PT Archipelago International Indonesia
- Type: Private
- Industry: Hospitality, hotels, Hotel Chain
- Founded: 1997; 29 years ago
- Founder: Charles E. Brookfield
- Headquarters: Jakarta, Indonesia
- Number of locations: 200+
- Area served: Asia-Pacific Middle East Latin America Africa Caribbean
- Key people: Charles E. Brookfield (Founder and Chairman) John M. Flood (CEO) Jules Brookfield (CTO)
- Brands: ASTON ASTON Collection Hotels Huxley Kamuela Villas The Alana Harper Quest Hotels Hotel NEO favehotels Nordic Hotel Powered by Archipelago
- AUM: US$ 6 Billion+
- Website: archipelagointernational.com

= Archipelago International =

Hotel management company in south-east Asia

Archipelago Hotels is a privately owned hotel management company headquartered in Jakarta, Indonesia. The company operates hotels across Southeast Asia, the Middle East, Latin America, the Caribbean, and Oceania.

==Overview==
The company manages more than 300 hotels comprising over 45,000 rooms across 13 brands: Aston, The Alana, Huxley, Kamuela, Avanika, Harper, Quest, Four Corners, Neo, fave, Nordic, Powered by Archipelago, and Aston Collection.

As of December 2024, Hotels magazine ranked Archipelago Hotels 42nd globally by total room count.

==History==

===Founding and Early Years (1997–2000)===
Archipelago Hotels traces its origins to 1997, when Charles Brookfield established Aston International in Indonesia, with a focus on hotel management, serviced apartments, and property services. The company entered the market during the 1997 Asian financial crisis, a period of significant contraction in the regional hospitality sector. During this time, Aston pursued a strategy centred on midscale and budget hotels, targeting domestic travellers and cities with limited hotel supply.

The company also repositioned serviced apartments in the Indonesian market as daily-stay accommodation with long-stay facilities. In 2000, Aston relocated its headquarters from Hawaii to Jakarta.

===Expansion and Brand Diversification (2000s–2012)===
Following its establishment, Aston International expanded across Indonesia through a multi brand portfolio spanning several market segments. Brands included Grand Aston and Royal Kamuela in the luxury segment, Aston and Kamuela Villas in the upscale category, and Aston City, Aston Inn, and Quest in the midscale segment.

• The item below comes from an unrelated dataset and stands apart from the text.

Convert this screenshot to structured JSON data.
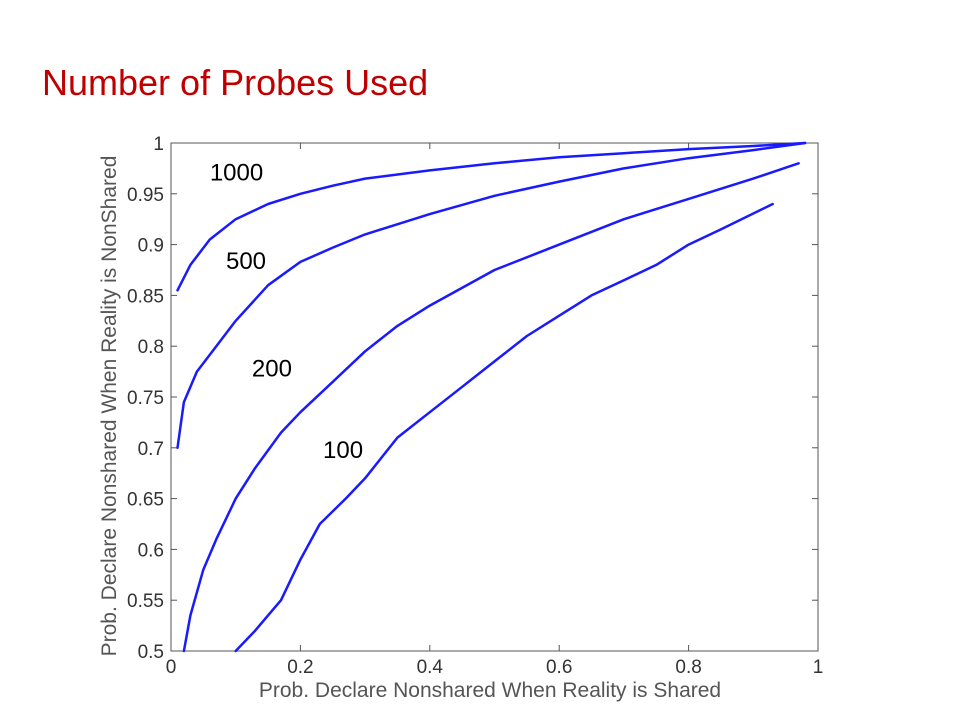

The company later entered the budget hotel market with the launch of favehotel, targeting business travellers seeking affordable standardised accommodation. The brand initially launched with 12 to 15 management contracts in cities including Denpasar and Surabaya, later expanding to more than 50 properties across Indonesia. In 2011, the group announced plans to open 20 favehotel properties simultaneously, reflecting rapid acceleration in its budget segment strategy.

In 2012, the company unveiled Hotel Neo, a new superior select-service brand positioned between the budget favehotel and the upscale Aston brands. That same year, the group broke ground on Aston Priority Simatupang Hotel & Conference Center in South Jakarta, described at the time as the largest Aston hotel planned in the capital.

Aston also began extending operations into regional markets, including Malaysia and the Philippines.

===Rebranding as Archipelago International (2013)===
In 2013, Aston International was rebranded as Archipelago International, reflecting its expanded geographic footprint and brand portfolio. The company was the first Indonesian hotel operator to receive ISO 9001 certification.